Ки улыбнулся. Спящий, Онри был особенно очарователен. Точнее, он всегда был очарователен, но теперь, когда Ки не нужно было скрывать свои чувства, смотреть на него было вдвойне приятно.
Ки осторожно прилег напротив, подложив руку под голову, и принялся разглядывать короткие ресницы, неряшливые брови и странную переносицу Онри – глубокую, как у народа Снов, а не прямую, как у всех остальных. Ночь сегодня была очень светлой, и было видно каждый волосок, каждую нитку в вышивке ворота и подрагивающую жилку на шее.
Пальцы нестерпимо заныли от желания потрогать. Но Ки не мог нарушить собственное обещание. Хотя дело было даже не в обещании. Он просто знал, что если разбудит Онри прикосновением, тот уйдет. Лежать же с ним рядом, ощущая на щеке его дыхание, было так волнительно. А представлять, что он девушка - еще более волнительно.
Ки еще раз окинул взглядом черты лица Онри. Он не знал, как выглядят женщины в мире, из которого тот пришел, и наверное поэтому желанное так легко было представить.
Княжич остановился взглядом на губах Онри. Те были чуть приоткрыты. Будто околдованный, Ки потянулся к ним и почти коснулся, но в последний момент все же замер. Болезненные спазмы сковали его тело. Так близко... Так недоступно...
С трудом, но княжич все же отодвинулся. По-хорошему, стоило и вовсе уйти. Но у него было недостаточно сил, чтобы оставить Онри в покое. Ки мог лишь сдерживать свои порывы, балансируя на самом краю этого сладкого безумия, что с каждым днем становилось все сильнее.
***
Когда княжич проснулся, Онри рядом, разумеется, не было. В горле и в носу все ужасно пересохло от целой ночи без воды, а в глаза будто песка насыпали. Ки поморщился и принялся с ожесточением тереть лицо.
- Чай будешь? – раздался неожиданный вопрос.
Княжич вздрогнул, повернул голову и не поверил своим глазам: Онри все еще был в его покоях!

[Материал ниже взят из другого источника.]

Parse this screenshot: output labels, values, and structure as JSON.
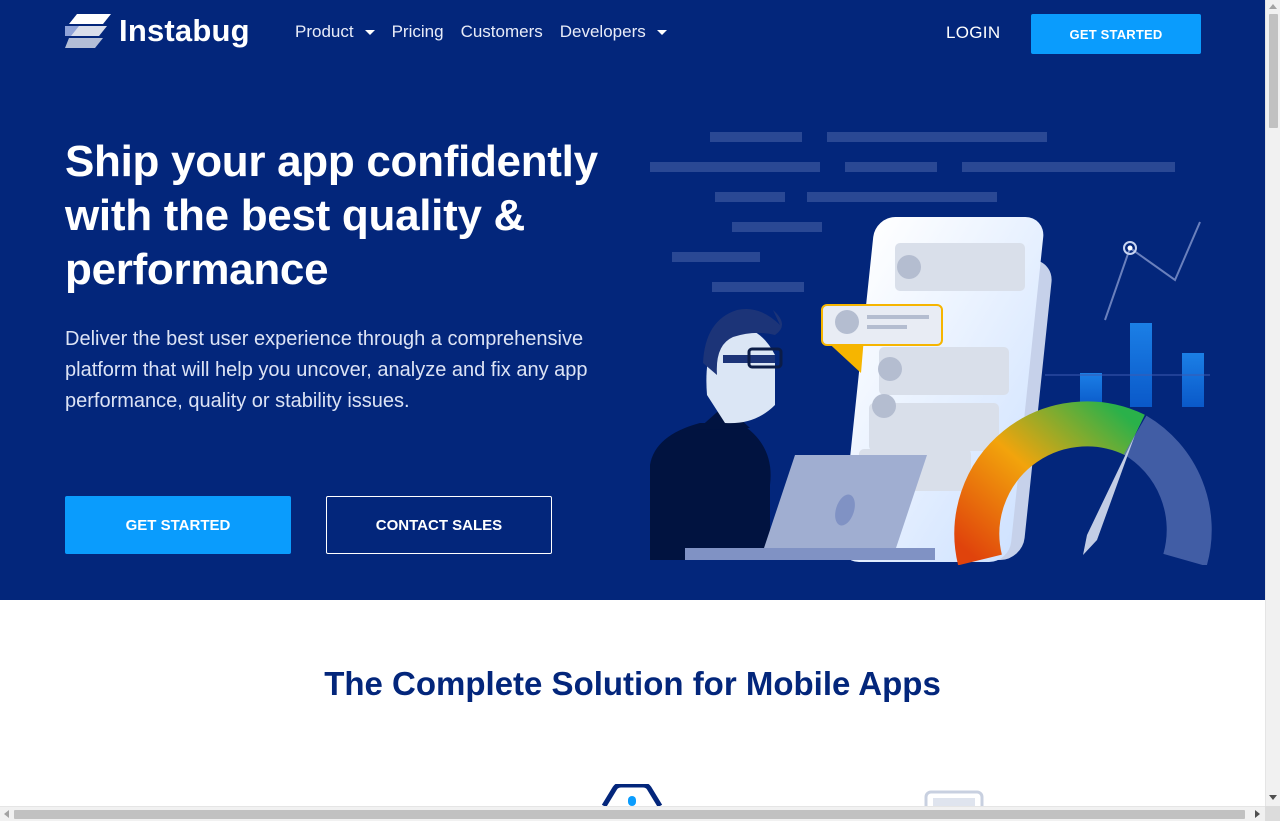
{
  "brand": {
    "name": "Instabug"
  },
  "nav": {
    "items": [
      {
        "label": "Product",
        "has_dropdown": true
      },
      {
        "label": "Pricing",
        "has_dropdown": false
      },
      {
        "label": "Customers",
        "has_dropdown": false
      },
      {
        "label": "Developers",
        "has_dropdown": true
      }
    ],
    "login_label": "LOGIN",
    "get_started_label": "GET STARTED"
  },
  "hero": {
    "headline": "Ship your app confidently with the best quality & performance",
    "subheadline": "Deliver the best user experience through a comprehensive platform that will help you uncover, analyze and fix any app performance, quality or stability issues.",
    "primary_cta": "GET STARTED",
    "secondary_cta": "CONTACT SALES"
  },
  "section": {
    "title": "The Complete Solution for Mobile Apps"
  },
  "colors": {
    "hero_bg": "#03267b",
    "accent": "#0a9cfd",
    "heading": "#03267b"
  }
}
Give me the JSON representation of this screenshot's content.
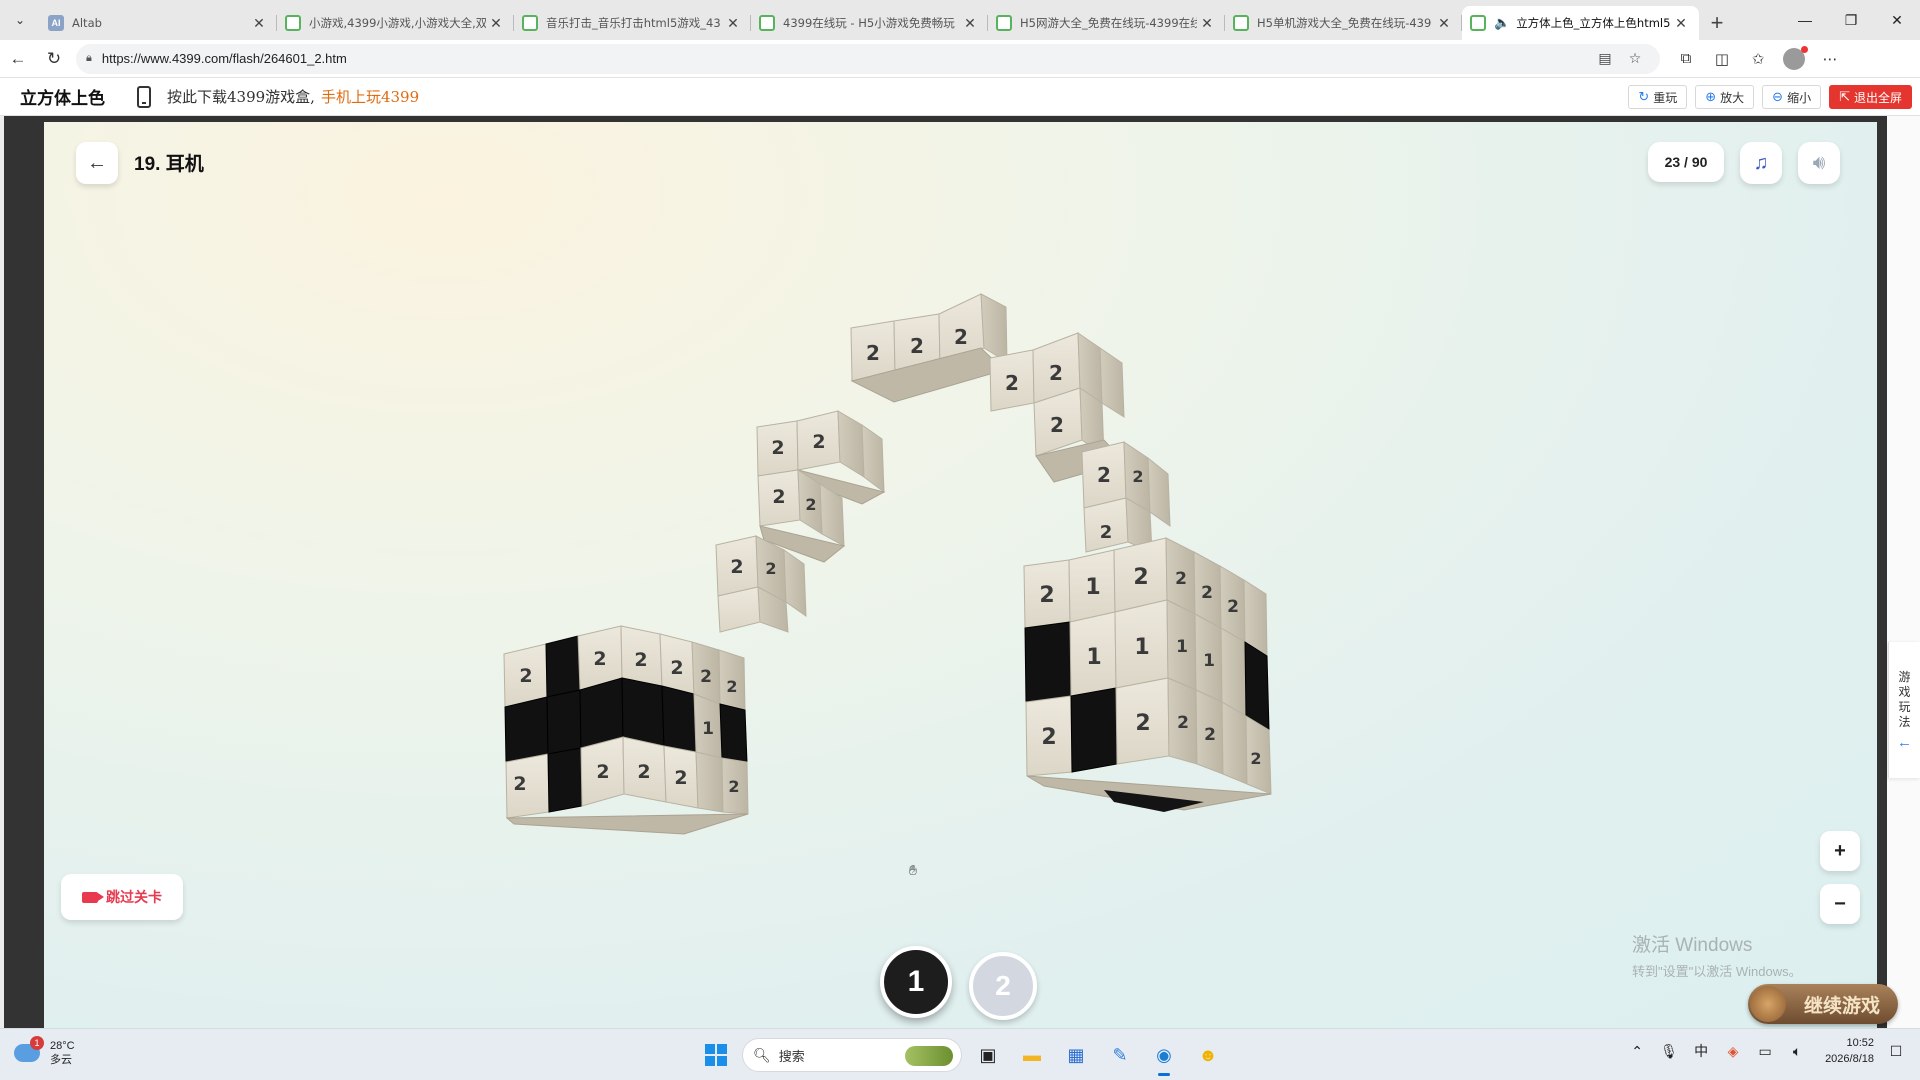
{
  "browser": {
    "tabs": [
      {
        "title": "Altab",
        "favicon": "ai-icon",
        "active": false
      },
      {
        "title": "小游戏,4399小游戏,小游戏大全,双",
        "favicon": "grid-icon",
        "active": false
      },
      {
        "title": "音乐打击_音乐打击html5游戏_43",
        "favicon": "grid-icon",
        "active": false
      },
      {
        "title": "4399在线玩 - H5小游戏免费畅玩",
        "favicon": "grid-icon",
        "active": false
      },
      {
        "title": "H5网游大全_免费在线玩-4399在线",
        "favicon": "grid-icon",
        "active": false
      },
      {
        "title": "H5单机游戏大全_免费在线玩-439",
        "favicon": "grid-icon",
        "active": false
      },
      {
        "title": "立方体上色_立方体上色html5",
        "favicon": "grid-icon",
        "active": true
      }
    ],
    "url": "https://www.4399.com/flash/264601_2.htm"
  },
  "site": {
    "title": "立方体上色",
    "download_text": "按此下载4399游戏盒,",
    "download_link": "手机上玩4399",
    "buttons": {
      "replay": "重玩",
      "zoom_in": "放大",
      "zoom_out": "缩小",
      "exit_fullscreen": "退出全屏"
    },
    "side_tab": [
      "游",
      "戏",
      "玩",
      "法"
    ]
  },
  "game": {
    "level_title": "19. 耳机",
    "progress": "23 / 90",
    "skip_label": "跳过关卡",
    "zoom_in": "+",
    "zoom_out": "−",
    "number_buttons": [
      "1",
      "2"
    ],
    "continue_label": "继续游戏",
    "cube_numbers": {
      "headband": [
        "2",
        "2",
        "2",
        "2",
        "2",
        "2",
        "2",
        "2",
        "2",
        "2",
        "2",
        "2",
        "2",
        "2",
        "2"
      ],
      "left_earcup": [
        "2",
        "2",
        "2",
        "2",
        "2",
        "1",
        "2",
        "2",
        "2",
        "2",
        "2",
        "2"
      ],
      "right_earcup": [
        "2",
        "1",
        "2",
        "1",
        "1",
        "2",
        "2",
        "2",
        "2",
        "2",
        "1",
        "1",
        "2",
        "2",
        "2"
      ]
    },
    "colors": {
      "cube_face": "#e6e1d3",
      "cube_side": "#c8c2b2",
      "painted": "#111111",
      "accent_red": "#e8394f"
    }
  },
  "watermark": {
    "line1": "激活 Windows",
    "line2": "转到\"设置\"以激活 Windows。"
  },
  "taskbar": {
    "weather_temp": "28°C",
    "weather_desc": "多云",
    "weather_badge": "1",
    "search_placeholder": "搜索",
    "time": "10:52",
    "date": "2026/8/18"
  }
}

- С медом и лимоном, - уточнил тот, поднося к губам дымящуюся чашку.
Он сидел в кресле с видом закоренелого гедониста, закинув ногу на ногу. Утреннее солнце искрилось в бледно-золотистых бровях и подсвечивало едва заметный пушок на скуле. На щеках горел румянец: еще не такой яркий, как раньше, но он по крайней мере снова был.
- Джебб расстарался, - пояснил Онри, кивнув на стол. - Он тут у тебя уже полевую кухню успел организовать.
- Тебе сегодня лучше? – спросил Ки, глядя, как друг с удовольствием потягивает чай, щурясь от яркого утреннего света.
- Немного, - признал тот, насыпая в другую чашку чайные листья и заливая их горячей водой. – Мед положить?
- Нет, только лимон, - сказал Ки. Принял дышащую паром чашку, вдохнул крепкий запах, сделал осторожный глоток. Горячая жидкость прокатилась по горлу. Внутри у него так все пересохло, что первый глоток даже не дошел до желудка. Но к середине чашки княжич уже готов был признать, что утро доброе. О чем он и сообщил Онри.
- Ага, - улыбнулся тот. – Гляжу, ты перешел на наши выражения? А мне вот, напротив, теперь хочется говорить по-вашему: светлое утро. Кстати, может, шторы повесишь? Глазам больно.
Он утер слезы, которые непроизвольно бежали из его глаз. Ки тут же поднял руку и сделал выманивающий жест. Снизу вверх по стене башни послушно понеслось журчание. Вода взобралась на подоконник и заволокла пустые арки окон. Она была мутная, из пруда. Сразу стало немного темнее.
- Спасибо, - сказал Онри. – Как твой ужин с родней? Удалось отговорить отца от свадьбы?
- Нет, - Ки покачал головой, снова прикладываясь к чашке.
- Ну и ладно, - пожал плечами друг. – Не бери в голову. Так ведь лучше.
Они встретились взглядами, но сразу, не сговариваясь, поспешили найти другие объекты для разглядывания. Хотя княжичу безумно нравился этот образ вызолоченного утренним солнцем Онри, вальяжно развалившегося в кресле. Водная гладь почти не пригасила солнечного света, зато раздробила его на волнующиеся блики, которые сейчас плясали по лицу Онри, как пляшут отблески волн на песчаном дне в ясный день.